Stroke is the fourth most common cause of death in developed countries and a leading cause of acquired disability in adults. Awareness of risk factors and warning signs for stroke has a considerable impact on early arrival at the hospital and early thrombolytic treatment. Delays in seeking medical treatment following the onset of stroke symptoms have been shown to be more common among ethnic minorities.Objective:
The aim of the current study was to examine stroke awareness and knowledge among new immigrants from the Former Soviet Union (IFSUs) compared with veteran residents (VRs).Methods:
The study was conducted by students of the nursing master of arts program.
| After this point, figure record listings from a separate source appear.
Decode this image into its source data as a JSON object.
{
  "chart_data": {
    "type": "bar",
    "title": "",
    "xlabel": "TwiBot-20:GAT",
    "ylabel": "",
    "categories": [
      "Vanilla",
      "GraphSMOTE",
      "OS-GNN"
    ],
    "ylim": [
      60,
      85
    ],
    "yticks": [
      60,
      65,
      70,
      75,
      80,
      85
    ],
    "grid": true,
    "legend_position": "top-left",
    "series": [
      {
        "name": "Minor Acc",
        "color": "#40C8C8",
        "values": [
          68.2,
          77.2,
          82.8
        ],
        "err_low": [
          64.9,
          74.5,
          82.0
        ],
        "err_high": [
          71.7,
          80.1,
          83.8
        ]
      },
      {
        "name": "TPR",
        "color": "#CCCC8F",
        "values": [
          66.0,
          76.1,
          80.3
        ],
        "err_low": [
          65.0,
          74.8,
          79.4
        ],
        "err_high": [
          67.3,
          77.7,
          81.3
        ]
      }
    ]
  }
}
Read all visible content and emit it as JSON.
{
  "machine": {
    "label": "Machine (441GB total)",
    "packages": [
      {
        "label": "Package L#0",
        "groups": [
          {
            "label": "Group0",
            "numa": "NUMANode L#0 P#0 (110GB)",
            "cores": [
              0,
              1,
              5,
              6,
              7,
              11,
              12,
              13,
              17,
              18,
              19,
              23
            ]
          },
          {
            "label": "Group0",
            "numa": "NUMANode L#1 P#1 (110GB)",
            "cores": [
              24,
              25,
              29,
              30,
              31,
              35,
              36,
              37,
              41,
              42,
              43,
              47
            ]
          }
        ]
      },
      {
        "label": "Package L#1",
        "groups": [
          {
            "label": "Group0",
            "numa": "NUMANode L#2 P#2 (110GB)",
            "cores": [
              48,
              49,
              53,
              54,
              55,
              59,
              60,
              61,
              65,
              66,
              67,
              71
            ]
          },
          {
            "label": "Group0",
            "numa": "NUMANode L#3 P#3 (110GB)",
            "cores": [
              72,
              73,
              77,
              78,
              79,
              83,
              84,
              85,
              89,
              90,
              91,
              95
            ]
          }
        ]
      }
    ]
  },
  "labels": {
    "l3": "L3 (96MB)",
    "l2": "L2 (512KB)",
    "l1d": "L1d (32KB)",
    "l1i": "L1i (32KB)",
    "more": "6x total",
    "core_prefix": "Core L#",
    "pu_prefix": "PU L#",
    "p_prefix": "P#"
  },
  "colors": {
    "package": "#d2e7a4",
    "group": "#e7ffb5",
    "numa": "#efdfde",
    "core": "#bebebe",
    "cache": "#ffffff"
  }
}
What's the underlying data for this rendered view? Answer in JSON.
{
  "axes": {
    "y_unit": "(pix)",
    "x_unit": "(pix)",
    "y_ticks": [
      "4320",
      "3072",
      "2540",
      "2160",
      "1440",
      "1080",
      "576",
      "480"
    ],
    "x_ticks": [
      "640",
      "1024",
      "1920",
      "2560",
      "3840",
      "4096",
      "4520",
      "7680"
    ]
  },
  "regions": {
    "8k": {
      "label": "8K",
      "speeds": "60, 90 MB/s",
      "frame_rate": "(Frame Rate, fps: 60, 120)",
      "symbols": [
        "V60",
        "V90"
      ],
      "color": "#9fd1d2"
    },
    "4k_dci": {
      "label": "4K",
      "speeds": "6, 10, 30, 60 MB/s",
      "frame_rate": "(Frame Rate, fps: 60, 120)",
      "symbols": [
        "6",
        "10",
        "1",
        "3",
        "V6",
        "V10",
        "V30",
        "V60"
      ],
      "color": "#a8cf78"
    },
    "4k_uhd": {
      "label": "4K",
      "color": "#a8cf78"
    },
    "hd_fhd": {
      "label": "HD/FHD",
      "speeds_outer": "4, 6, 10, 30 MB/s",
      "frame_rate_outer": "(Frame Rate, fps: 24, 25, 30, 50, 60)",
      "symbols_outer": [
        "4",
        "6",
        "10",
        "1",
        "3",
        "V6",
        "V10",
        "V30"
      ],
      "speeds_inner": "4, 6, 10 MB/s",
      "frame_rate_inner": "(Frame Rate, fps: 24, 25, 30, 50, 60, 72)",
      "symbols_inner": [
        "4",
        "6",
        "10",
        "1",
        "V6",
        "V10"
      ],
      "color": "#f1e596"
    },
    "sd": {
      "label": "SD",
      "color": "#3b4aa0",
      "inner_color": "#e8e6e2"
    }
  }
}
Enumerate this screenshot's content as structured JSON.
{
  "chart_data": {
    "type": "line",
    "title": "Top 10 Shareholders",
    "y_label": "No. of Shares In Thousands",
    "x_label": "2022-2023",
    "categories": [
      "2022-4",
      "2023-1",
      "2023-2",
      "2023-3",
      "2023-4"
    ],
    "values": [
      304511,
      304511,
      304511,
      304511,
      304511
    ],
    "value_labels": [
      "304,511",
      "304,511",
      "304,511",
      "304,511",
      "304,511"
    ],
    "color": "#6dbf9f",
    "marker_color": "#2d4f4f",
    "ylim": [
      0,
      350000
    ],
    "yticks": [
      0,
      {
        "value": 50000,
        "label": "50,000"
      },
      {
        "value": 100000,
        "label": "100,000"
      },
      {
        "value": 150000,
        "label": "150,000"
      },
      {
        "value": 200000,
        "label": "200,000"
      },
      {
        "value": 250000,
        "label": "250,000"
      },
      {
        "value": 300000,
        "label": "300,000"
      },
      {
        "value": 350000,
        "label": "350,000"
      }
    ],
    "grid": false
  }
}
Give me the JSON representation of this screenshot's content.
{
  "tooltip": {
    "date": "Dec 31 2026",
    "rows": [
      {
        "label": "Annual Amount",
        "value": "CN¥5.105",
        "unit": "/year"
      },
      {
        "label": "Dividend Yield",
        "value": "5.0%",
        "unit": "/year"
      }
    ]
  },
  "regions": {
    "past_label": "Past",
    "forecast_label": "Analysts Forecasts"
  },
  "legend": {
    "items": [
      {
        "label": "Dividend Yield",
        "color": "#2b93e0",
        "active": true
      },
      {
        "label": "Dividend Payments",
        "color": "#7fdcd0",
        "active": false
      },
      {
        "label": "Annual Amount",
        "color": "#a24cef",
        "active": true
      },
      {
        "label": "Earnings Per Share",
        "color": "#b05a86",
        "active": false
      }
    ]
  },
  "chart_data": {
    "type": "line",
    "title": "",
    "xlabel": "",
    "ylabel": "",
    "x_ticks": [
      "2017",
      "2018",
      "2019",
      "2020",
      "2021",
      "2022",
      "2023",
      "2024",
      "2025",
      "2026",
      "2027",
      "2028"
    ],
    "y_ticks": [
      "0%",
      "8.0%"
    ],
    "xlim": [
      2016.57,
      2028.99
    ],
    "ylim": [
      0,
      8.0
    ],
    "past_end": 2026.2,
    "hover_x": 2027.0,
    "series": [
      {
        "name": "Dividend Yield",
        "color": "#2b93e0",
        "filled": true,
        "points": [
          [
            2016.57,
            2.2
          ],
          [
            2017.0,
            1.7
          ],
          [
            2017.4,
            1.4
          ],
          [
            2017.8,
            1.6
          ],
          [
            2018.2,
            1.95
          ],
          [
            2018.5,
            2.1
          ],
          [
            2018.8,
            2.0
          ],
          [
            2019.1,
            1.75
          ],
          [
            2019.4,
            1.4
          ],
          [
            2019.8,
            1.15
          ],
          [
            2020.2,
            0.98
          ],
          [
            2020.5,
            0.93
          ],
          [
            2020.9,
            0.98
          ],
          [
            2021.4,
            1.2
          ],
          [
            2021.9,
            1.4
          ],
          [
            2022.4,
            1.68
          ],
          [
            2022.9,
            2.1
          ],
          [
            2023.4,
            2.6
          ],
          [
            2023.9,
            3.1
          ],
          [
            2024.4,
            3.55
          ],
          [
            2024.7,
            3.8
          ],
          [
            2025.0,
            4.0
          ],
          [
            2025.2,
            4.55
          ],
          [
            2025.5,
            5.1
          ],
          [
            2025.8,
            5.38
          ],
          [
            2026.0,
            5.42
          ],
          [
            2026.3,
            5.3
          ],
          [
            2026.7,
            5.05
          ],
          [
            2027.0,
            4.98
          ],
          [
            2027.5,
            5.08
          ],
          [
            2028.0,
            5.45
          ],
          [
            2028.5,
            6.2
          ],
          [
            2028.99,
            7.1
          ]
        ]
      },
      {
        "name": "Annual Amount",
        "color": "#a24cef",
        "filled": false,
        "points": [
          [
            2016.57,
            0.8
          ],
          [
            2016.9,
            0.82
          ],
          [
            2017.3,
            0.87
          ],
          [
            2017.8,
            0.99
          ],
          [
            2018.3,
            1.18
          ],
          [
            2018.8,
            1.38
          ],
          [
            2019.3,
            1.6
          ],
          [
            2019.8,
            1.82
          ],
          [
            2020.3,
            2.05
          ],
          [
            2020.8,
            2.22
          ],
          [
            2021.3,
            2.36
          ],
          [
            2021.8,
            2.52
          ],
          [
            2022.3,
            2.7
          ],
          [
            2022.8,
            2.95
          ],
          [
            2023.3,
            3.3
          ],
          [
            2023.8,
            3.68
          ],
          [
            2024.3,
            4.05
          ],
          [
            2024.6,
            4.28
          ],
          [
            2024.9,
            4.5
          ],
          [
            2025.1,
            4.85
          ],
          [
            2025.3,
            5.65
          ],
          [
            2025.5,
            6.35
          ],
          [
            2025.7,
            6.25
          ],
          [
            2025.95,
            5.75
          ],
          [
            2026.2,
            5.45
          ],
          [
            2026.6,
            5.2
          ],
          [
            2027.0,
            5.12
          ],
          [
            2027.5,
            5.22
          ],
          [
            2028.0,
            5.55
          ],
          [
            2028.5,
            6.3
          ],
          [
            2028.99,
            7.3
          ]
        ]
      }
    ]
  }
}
Data were collected during March 2010 and June 2014. Trained registered nurses conducted interviews, using a structured, pretested, open-ended questionnaire. Participants were recruited by a snowball method from among the interviewers’ friends and family members, 40 years or older with no history of stroke.Results:
A total of 643 Israelis, 420 VRs (65.3%) and 223 IFSUs (34.7%), were interviewed; 40.7% were men, with a mean age of 52.6 (SD, 9.3) years. Compared with VRs, IFSUs were more likely to report previous myocardial infarction (P = .022), hypertension (P < .001), and diabetes (P = .012). The mean number of stroke warning signs reported by IFSUs was higher than that reported by VRs (P = .031). When asked about risk factors for stroke, IFSUs more often stated hypertension (P = .03), whereas VRs more often reported family history (P = .03). Immigrants from the Former Soviet Union were more aware of strategies for the prevention of stroke than VRs (P = .02). The preferred sources of information about stroke for IFSUs, as distinguished from VRs, were personal doctors (P = .001) and radio programs (P = .03).Conclusions:
Veteran residents showed lower levels of knowledge about stroke. Educational campaigns aimed at increasing knowledge of stroke among Israel’s general population in Israel, as well as culturally targeting specific subgroups, are recommended.